“And you think if we—what? Blast the door with combined magic, it’ll break?”
“I don’t know.” Her honesty cuts through the dark. “But it’s the only chance we have. And I’d rather die trying than drown waiting.”
I think about Mira. She died waiting too. Waiting for healers who couldn’t help her. Waiting for permission to seek surface treatment that never came. Waiting for someone to break the rules that were killing her.
She died dreaming of the sky, reaching for something more, and I’ve spent years telling myself that reaching killed her. That staying in the deep, staying safe, staying within boundaries—that’s what keeps us alive.
But we’re dying anyway. Slow extinction dressed as preservation. And the only time I’ve felt truly alive in years is when I stopped waiting and reached for the impossible woman in my arms.
Mira would be ashamed of me. For hiding in the dark so long. For being too afraid to reach. For almost letting fear rob me of the most important thing I’ve ever found.
She died dreaming of the sky. And I have the sky in my arms.
No more.
“Zara.” I press my forehead to hers, our bound hands tangled between us. “Before we try this. Before we risk everything. I need to tell you something.”
“Torin, we don’t have time?—”
“I love you too.”
She goes still. The bond floods with her emotion—shock, joy, desperate hope.
“Not ‘I think,’“ I continue. “Not because the bond compels me. I love you. Because you argue and challenge and make me question everything I thought was truth. Because you flew into enemy territory alone to prove yourself and ended up provingsomething far more important. Because you see integration not as pollution but as possibility. Because you make me want to be better than I am.”
The water touches my lower lip. I tilt my head back, finding the last inch of air.
“I choose you,” I tell her. “Not because of the bond. Because of you. Because I would rather be an outcast with you than a hero without you. Because the only future worth living is one where you’re in it.”
Her breath hitches. Through the bond, I feel her tears mixing with the water on her face. “Torin?—”

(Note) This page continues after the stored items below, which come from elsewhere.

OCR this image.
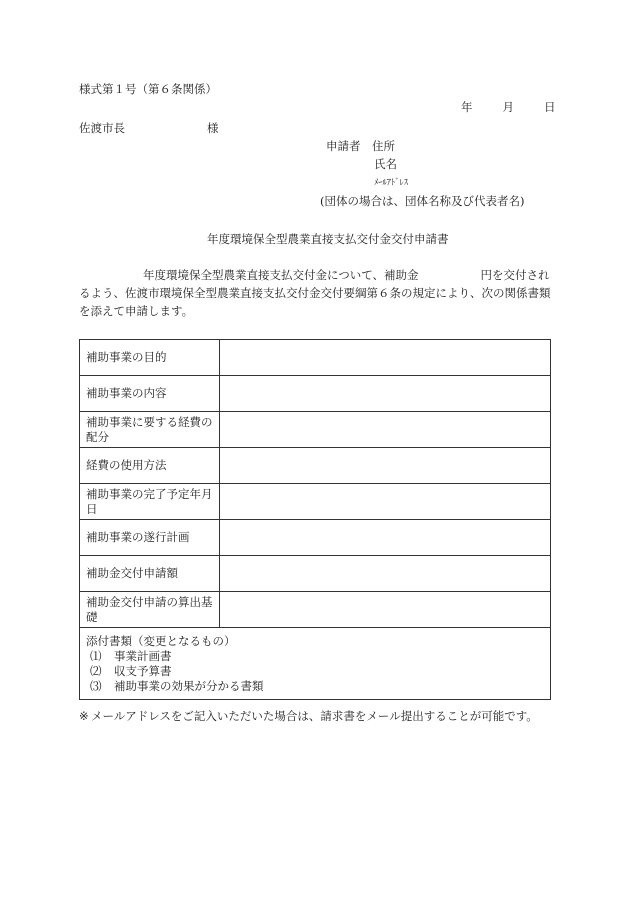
様式第１号（第６条関係）
年	月	日
佐渡市長	様
申請者　住所
氏名
ﾒｰﾙｱﾄﾞﾚｽ
(団体の場合は、団体名称及び代表者名)
年度環境保全型農業直接支払交付金交付申請書
年度環境保全型農業直接支払交付金について、補助金	円を交付されるよう、佐渡市環境保全型農業直接支払交付金交付要綱第６条の規定により、次の関係書類を添えて申請します。
補助事業の目的	
補助事業の内容	
補助事業に要する経費の配分	
経費の使用方法	
補助事業の完了予定年月日	
補助事業の遂行計画	
補助金交付申請額	
補助金交付申請の算出基礎	

添付書類（変更となるもの）
⑴ 事業計画書
⑵ 収支予算書
⑶ 補助事業の効果が分かる書類	
※ メールアドレスをご記入いただいた場合は、請求書をメール提出することが可能です。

“I’m not done.” The water reaches my nose. I take the deepest breath I can, knowing it might be my last. “Whatever happens next—whether we break free or die trying—I want you to know: these days with you have been the best of my life. You taught me to fly without ever leaving the water. You taught me that love isn’t weakness. You taught me that sometimes the bravest thing you can do is reach for the impossible.”
“I love you.” She says it clearly now. No hesitation. No ‘think.’ “I love you, Torin Blackwater. You saved me when you should have let me drown. You showed me that I don’t have to prove anything to anyone except myself. You taught me that connection isn’t diminishment—it’s multiplication. Together, we’re more.”
The water covers our mouths. I pull her into a kiss—half desperation, half declaration. She kisses me back like she’s trying to pour every unsaid word, every stolen moment, every impossible future into this single point of contact.
And the bond surges.
Not gently. Not the settled warmth of completion. This is raw power, desperate and demanding, flooding through the connection between us like a dam breaking. I feel it reachingfor something deeper, something we touched in that dry grotto when we first made love but didn’t fully claim.
The bond is telling us something. Showing us something. There’s power here—real power, the kind that could shatter enchantments and break stone—but we can’t reach it. Not yet. Not like this.
I break the kiss, both of us gasping in the inch of air remaining. “The bond,” I manage. “It’s—there’s something?—”
“I feel it.” Zara’s eyes are wide in the darkness I can see through. “It’s like—like there’s a door inside the bond. Locked. We touched it before but didn’t open it.”
“How do we open it?”
She’s quiet for a heartbeat. Then: “Completion.”
The word hangs between us.
“We made love,” I say slowly. “We claimed each other. The bond is already?—”
“Partial.” She cuts me off. “That night in the grotto—it was surrender. It was choosing. But it wasn’t—” She struggles for words. “We held back. Both of us. Some part of us was still afraid of what full completion would mean. What we’d become. What we’d lose of ourselves.”
She’s right. I know she’s right. That night was choosing each other, but it wasn’t letting go completely. Wasn’t opening every door, breaking every wall, allowing the bond to remake us entirely.